Robin Butler, master of University College, Oxford, and newly appointed chair of the inquiry into prewar intelligence on Iraq, is better known for his long tenure as a civil servant under Conservative governments than for his one-year stint under Labour.
But 1998 may turn out to have been a crucial year for Lord Butler. It was his last year as head of the Civil Service, a year he saw in the Labour government and formed a good relationship with Tony Blair.
Indeed, while the influence of Oxford's chancellor Lord Jenkins of Hillhead on Mr Blair has been well documented, particularly his championing of tuition fees, Lord Butler's influence has tended to be overlooked.
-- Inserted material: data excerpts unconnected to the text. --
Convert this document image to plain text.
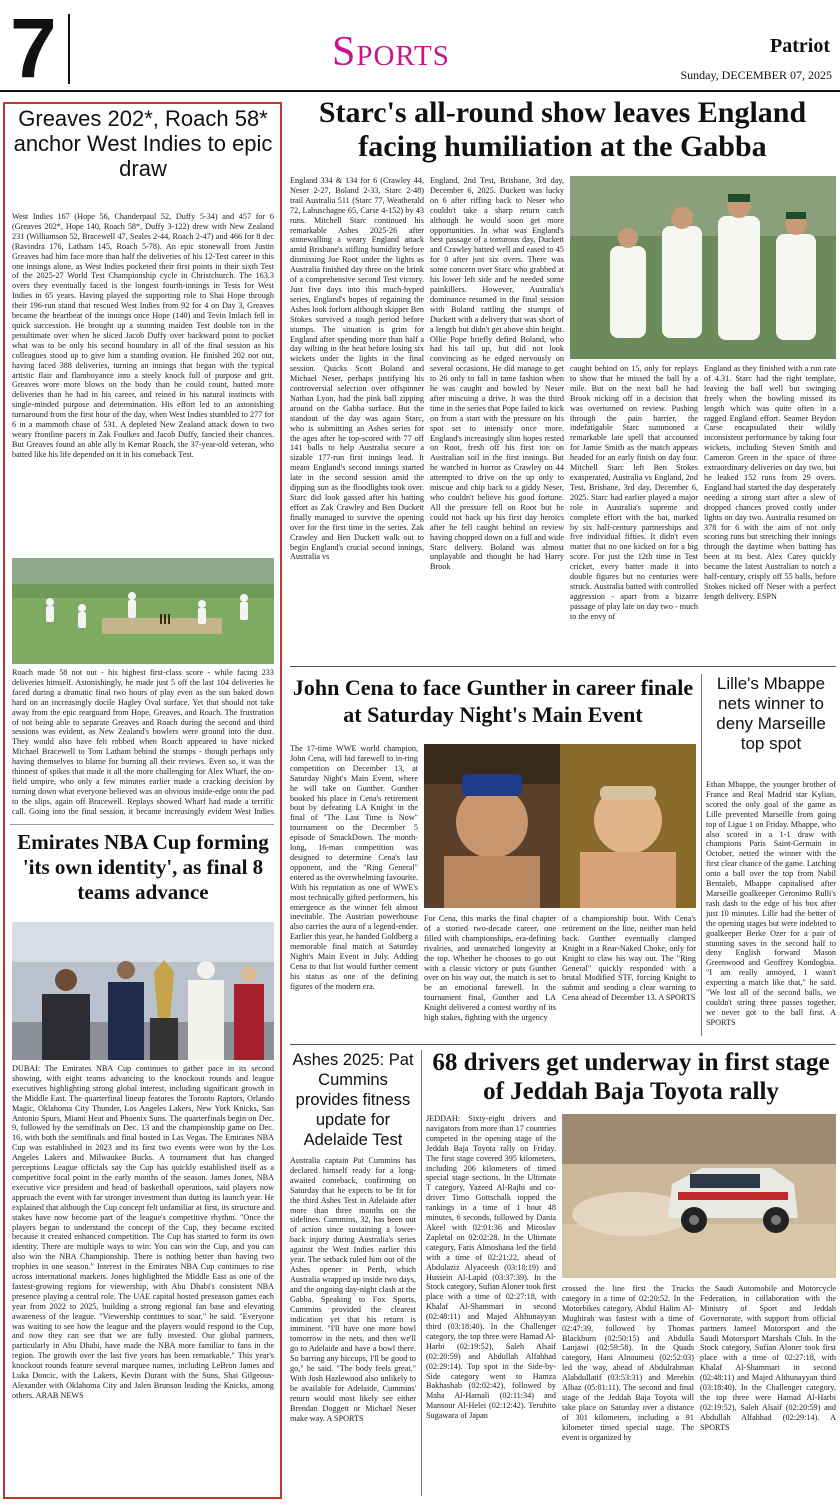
7	Sports	Patriot
Sunday, DECEMBER 07, 2025
Greaves 202*, Roach 58* anchor West Indies to epic draw
West Indies 167 (Hope 56, Chanderpaul 52, Duffy 5-34) and 457 for 6 (Greaves 202*, Hope 140, Roach 58*, Duffy 3-122) drew with New Zealand 231 (Williamson 52, Bracewell 47, Seales 2-44, Roach 2-47) and 466 for 8 dec (Ravindra 176, Latham 145, Roach 5-78). An epic stonewall from Justin Greaves had him face more than half the deliveries of his 12-Test career in this one innings alone, as West Indies pocketed their first points in their sixth Test of the 2025-27 World Test Championship cycle in Christchurch. The 163.3 overs they eventually faced is the longest fourth-innings in Tests for West Indies in 65 years. Having played the supporting role to Shai Hope through their 196-run stand that rescued West Indies from 92 for 4 on Day 3, Greaves became the heartbeat of the innings once Hope (140) and Tevin Imlach fell in quick succession. He brought up a stunning maiden Test double ton in the penultimate over when he sliced Jacob Duffy over backward point to pocket what was to be only his second boundary in all of the final session as his colleagues stood up to give him a standing ovation. He finished 202 not out, having faced 388 deliveries, turning an innings that began with the typical artistic flair and flamboyance into a steely knock full of purpose and grit. Greaves wore more blows on the body than he could count, batted more deliveries than he had in his career, and reined in his natural instincts with single-minded purpose and determination. His effort led to an astonishing turnaround from the first hour of the day, when West Indies stumbled to 277 for 6 in a mammoth chase of 531. A depleted New Zealand attack down to two weary frontline pacers in Zak Foulkes and Jacob Duffy, fancied their chances. But Greaves found an able ally in Kemar Roach, the 37-year-old veteran, who batted like his life depended on it in his comeback Test.
Roach made 58 not out - his highest first-class score - while facing 233 deliveries himself. Astonishingly, he made just 5 off the last 104 deliveries he faced during a dramatic final two hours of play even as the sun baked down hard on an increasingly docile Hagley Oval surface. Yet that should not take away from the epic rearguard from Hope, Greaves, and Roach. The frustration of not being able to separate Greaves and Roach during the second and third sessions was evident, as New Zealand's bowlers were ground into the dust. They would also have felt robbed when Roach appeared to have nicked Michael Bracewell to Tom Latham behind the stumps - though perhaps only having themselves to blame for burning all their reviews. Even so, it was the thinnest of spikes that made it all the more challenging for Alex Wharf, the on-field umpire, who only a few minutes earlier made a cracking decision by turning down what everyone believed was an obvious inside-edge onto the pad to the slips, again off Bracewell. Replays showed Wharf had made a terrific call. Going into the final session, it became increasingly evident West Indies
Emirates NBA Cup forming 'its own identity', as final 8 teams advance
DUBAI: The Emirates NBA Cup continues to gather pace in its second showing, with eight teams advancing to the knockout rounds and league executives highlighting strong global interest, including significant growth in the Middle East. The quarterfinal lineup features the Toronto Raptors, Orlando Magic, Oklahoma City Thunder, Los Angeles Lakers, New York Knicks, San Antonio Spurs, Miami Heat and Phoenix Suns. The quarterfinals begin on Dec. 9, followed by the semifinals on Dec. 13 and the championship game on Dec. 16, with both the semifinals and final hosted in Las Vegas. The Emirates NBA Cup was established in 2023 and its first two events were won by the Los Angeles Lakers and Milwaukee Bucks. A tournament that has changed perceptions League officials say the Cup has quickly established itself as a competitive focal point in the early months of the season. James Jones, NBA executive vice president and head of basketball operations, said players now approach the event with far stronger investment than during its launch year. He explained that although the Cup concept felt unfamiliar at first, its structure and stakes have now become part of the league's competitive rhythm. "Once the players began to understand the concept of the Cup, they became excited because it created enhanced competition. The Cup has started to form its own identity. There are multiple ways to win: You can win the Cup, and you can also win the NBA Championship. There is nothing better than having two trophies in one season." Interest in the Emirates NBA Cup continues to rise across international markets. Jones highlighted the Middle East as one of the fastest-growing regions for viewership, with Abu Dhabi's consistent NBA presence playing a central role. The UAE capital hosted preseason games each year from 2022 to 2025, building a strong regional fan base and elevating awareness of the league. "Viewership continues to soar," he said. "Everyone was waiting to see how the league and the players would respond to the Cup, and now they can see that we are fully invested. Our global partners, particularly in Abu Dhabi, have made the NBA more familiar to fans in the region. The growth over the last five years has been remarkable." This year's knockout rounds feature several marquee names, including LeBron James and Luka Doncic, with the Lakers, Kevin Durant with the Suns, Shai Gilgeous-Alexander with Oklahoma City and Jalen Brunson leading the Knicks, among others. ARAB NEWS
Starc's all-round show leaves England facing humiliation at the Gabba
England 334 & 134 for 6 (Crawley 44, Neser 2-27, Boland 2-33, Starc 2-48) trail Australia 511 (Starc 77, Weatherald 72, Labuschagne 65, Carse 4-152) by 43 runs. Mitchell Starc continued his remarkable Ashes 2025-26 after stonewalling a weary England attack amid Brisbane's stifling humidity before dismissing Joe Root under the lights as Australia finished day three on the brink of a comprehensive second Test victory. Just five days into this much-hyped series, England's hopes of regaining the Ashes look forlorn although skipper Ben Stokes survived a tough period before stumps. The situation is grim for England after spending more than half a day wilting in the heat before losing six wickets under the lights in the final session. Quicks Scott Boland and Michael Neser, perhaps justifying his controversial selection over offspinner Nathan Lyon, had the pink ball zipping around on the Gabba surface. But the standout of the day was again Starc, who is submitting an Ashes series for the ages after he top-scored with 77 off 141 balls to help Australia secure a sizable 177-run first innings lead. It meant England's second innings started late in the second session amid the dipping sun as the floodlights took over. Starc did look gassed after his batting effort as Zak Crawley and Ben Duckett finally managed to survive the opening over for the first time in the series. Zak Crawley and Ben Duckett walk out to begin England's crucial second innings, Australia vs
England, 2nd Test, Brisbane, 3rd day, December 6, 2025. Duckett was lucky on 6 after riffing back to Neser who couldn't take a sharp return catch although he would soon get more opportunities. In what was England's best passage of a torturous day, Duckett and Crawley batted well and eased to 45 for 0 after just six overs. There was some concern over Starc who grabbed at his lower left side and he needed some painkillers. However, Australia's dominance resumed in the final session with Boland rattling the stumps of Duckett with a delivery that was short of a length but didn't get above shin height. Ollie Pope briefly defied Boland, who had his tail up, but did not look convincing as he edged nervously on several occasions. He did manage to get to 26 only to fall in tame fashion when he was caught and bowled by Neser after miscuing a drive. It was the third time in the series that Pope failed to kick on from a start with the pressure on his spot set to intensify once more. England's increasingly slim hopes rested on Root, fresh off his first ton on Australian soil in the first innings. But he watched in horror as Crawley on 44 attempted to drive on the up only to miscue and chip back to a giddy Neser, who couldn't believe his good fortune. All the pressure fell on Root but he could not back up his first day heroics after he fell caught behind on review having chopped down on a full and wide Starc delivery. Boland was almost unplayable and thought he had Harry Brook
caught behind on 15, only for replays to show that he missed the ball by a mile. But on the next ball he had Brook nicking off in a decision that was overturned on review. Pushing through the pain barrier, the indefatigable Starc summoned a remarkable late spell that accounted for Jamie Smith as the match appears headed for an early finish on day four. Mitchell Starc left Ben Stokes exasperated, Australia vs England, 2nd Test, Brisbane, 3rd day, December 6, 2025. Starc had earlier played a major role in Australia's supreme and complete effort with the bat, marked by six half-century partnerships and five individual fifties. It didn't even matter that no one kicked on for a big score. For just the 12th time in Test cricket, every batter made it into double figures but no centuries were struck. Australia batted with controlled aggression - apart from a bizarre passage of play late on day two - much to the envy of
England as they finished with a run rate of 4.31. Starc had the right template, leaving the ball well but swinging freely when the bowling missed its length which was quite often in a ragged England effort. Seamer Brydon Carse encapsulated their wildly inconsistent performance by taking four wickets, including Steven Smith and Cameron Green in the space of three extraordinary deliveries on day two, but he leaked 152 runs from 29 overs. England had started the day desperately needing a strong start after a slew of dropped chances proved costly under lights on day two. Australia resumed on 378 for 6 with the aim of not only scoring runs but stretching their innings through the daytime when batting has been at its best. Alex Carey quickly became the latest Australian to notch a half-century, crisply off 55 balls, before Stokes nicked off Neser with a perfect length delivery. ESPN
John Cena to face Gunther in career finale at Saturday Night's Main Event
The 17-time WWE world champion, John Cena, will bid farewell to in-ring competition on December 13, at Saturday Night's Main Event, where he will take on Gunther. Gunther booked his place in Cena's retirement bout by defeating LA Knight in the final of "The Last Time is Now" tournament on the December 5 episode of SmackDown. The month-long, 16-man competition was designed to determine Cena's last opponent, and the "Ring General" entered as the overwhelming favourite. With his reputation as one of WWE's most technically gifted performers, his emergence as the winner felt almost inevitable. The Austrian powerhouse also carries the aura of a legend-ender. Earlier this year, he handed Goldberg a memorable final match at Saturday Night's Main Event in July. Adding Cena to that list would further cement his status as one of the defining figures of the modern era.
For Cena, this marks the final chapter of a storied two-decade career, one filled with championships, era-defining rivalries, and unmatched longevity at the top. Whether he chooses to go out with a classic victory or puts Gunther over on his way out, the match is set to be an emotional farewell. In the tournament final, Gunther and LA Knight delivered a contest worthy of its high stakes, fighting with the urgency
of a championship bout. With Cena's retirement on the line, neither man held back. Gunther eventually clamped Knight in a Rear-Naked Choke, only for Knight to claw his way out. The "Ring General" quickly responded with a brutal Modified STF, forcing Knight to submit and sending a clear warning to Cena ahead of December 13. A SPORTS
Lille's Mbappe nets winner to deny Marseille top spot
Ethan Mbappe, the younger brother of France and Real Madrid star Kylian, scored the only goal of the game as Lille prevented Marseille from going top of Ligue 1 on Friday. Mbappe, who also scored in a 1-1 draw with champions Paris Saint-Germain in October, netted the winner with the first clear chance of the game. Latching onto a ball over the top from Nabil Bentaleb, Mbappe capitalised after Marseille goalkeeper Geronimo Rulli's rash dash to the edge of his box after just 10 minutes. Lille had the better of the opening stages but were indebted to goalkeeper Berke Ozer for a pair of stunning saves in the second half to deny English forward Mason Greenwood and Geoffrey Kondogbia. "I am really annoyed, I wasn't expecting a match like that," he said. "We lost all of the second balls, we couldn't string three passes together, we never got to the ball first. A SPORTS
Ashes 2025: Pat Cummins provides fitness update for Adelaide Test
Australia captain Pat Cummins has declared himself ready for a long-awaited comeback, confirming on Saturday that he expects to be fit for the third Ashes Test in Adelaide after more than three months on the sidelines. Cummins, 32, has been out of action since sustaining a lower-back injury during Australia's series against the West Indies earlier this year. The setback ruled him out of the Ashes opener in Perth, which Australia wrapped up inside two days, and the ongoing day-night clash at the Gabba. Speaking to Fox Sports, Cummins provided the clearest indication yet that his return is imminent. "I'll have one more bowl tomorrow in the nets, and then we'll go to Adelaide and have a bowl there. So barring any hiccups, I'll be good to go," he said. "The body feels great." With Josh Hazlewood also unlikely to be available for Adelaide, Cummins' return would most likely see either Brendan Doggett or Michael Neser make way. A SPORTS
68 drivers get underway in first stage of Jeddah Baja Toyota rally
JEDDAH: Sixty-eight drivers and navigators from more than 17 countries competed in the opening stage of the Jeddah Baja Toyota rally on Friday. The first stage covered 395 kilometers, including 206 kilometers of timed special stage sections. In the Ultimate T category, Yazeed Al-Rajhi and co-driver Timo Gottschalk topped the rankings in a time of 1 hour 48 minutes, 6 seconds, followed by Dania Akeel with 02:01:36 and Miroslav Zapletal on 02:02:28. In the Ultimate category, Faris Almoshana led the field with a time of 02:21:22, ahead of Abdulaziz Alyaceesh (03:10:19) and Hussein Al-Lapid (03:37:39). In the Stock category, Sufian Aloner took first place with a time of 02:27:18, with Khalaf Al-Shammari in second (02:48:11) and Majed Althunayyan third (03:18:40). In the Challenger category, the top three were Hamad Al-Harbi (02:19:52), Saleh Alsaif (02:20:59) and Abdullah Alfahhad (02:29:14). Top spot in the Side-by-Side category went to Hamza Bakhashab (02:02:42), followed by Maha Al-Hamali (02:11:34) and Mansour Al-Helei (02:12:42). Teruhito Sugawara of Japan
crossed the line first the Trucks category in a time of 02:20:52. In the Motorbikes category, Abdul Halim Al-Mughirah was fastest with a time of 02:47:39, followed by Thomas Blackburn (02:50:15) and Abdulla Lanjawi (02:59:58). In the Quads category, Hani Alnoumesi (02:52:03) led the way, ahead of Abdulrahman Alabdullatif (03:53:31) and Merehin Albaz (05:01:11). The second and final stage of the Jeddah Baja Toyota will take place on Saturday over a distance of 301 kilometers, including a 91 kilometer timed special stage. The event is organized by
the Saudi Automobile and Motorcycle Federation, in collaboration with the Ministry of Sport and Jeddah Governorate, with support from official partners Jameel Motorsport and the Saudi Motorsport Marshals Club. In the Stock category, Sufian Aloner took first place with a time of 02:27:18, with Khalaf Al-Shammari in second (02:48:11) and Majed Althunayyan third (03:18:40). In the Challenger category, the top three were Hamad Al-Harbi (02:19:52), Saleh Alsaif (02:20:59) and Abdullah Alfahhad (02:29:14). A SPORTS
In a debate on the underfunding of universities in 1999, Lord Baker noted: "It was interesting that two of the peers who spoke in the debate, Roy Jenkins and Robin Butler, both have access to Tony Blair's ear. In education, that is the most important ear."
Lord Butler is now charged with undertaking one of the most politically sensitive inquiries of Labour's seven years in power.
His surprise appointment has already drawn fire from the press. In particular, his handling of the affairs involving Tory MPs Jonathan Aitken and Neil Hamilton has surfaced once again. In both cases, he is widely regarded as having been too trusting of MPs - to his detriment.
Lord Butler was a scholarship boy at Harrow, going on to study at University College, Oxford, before heading for the Civil Service in 1961.
He joined the Treasury where he served as private secretary to the financial secretary in 1964 and secretary of the budget committee from 1965 to 1969.
He was private secretary to Edward Heath and Harold Wilson. Between 1982 and 1985, he was principal private secretary to Margaret Thatcher. In 1988, he was appointed secretary to the cabinet and head of the home Civil Service. He was a member of the royal commission on reform of the House of Lords and chairs the governors of Dulwich College, in London.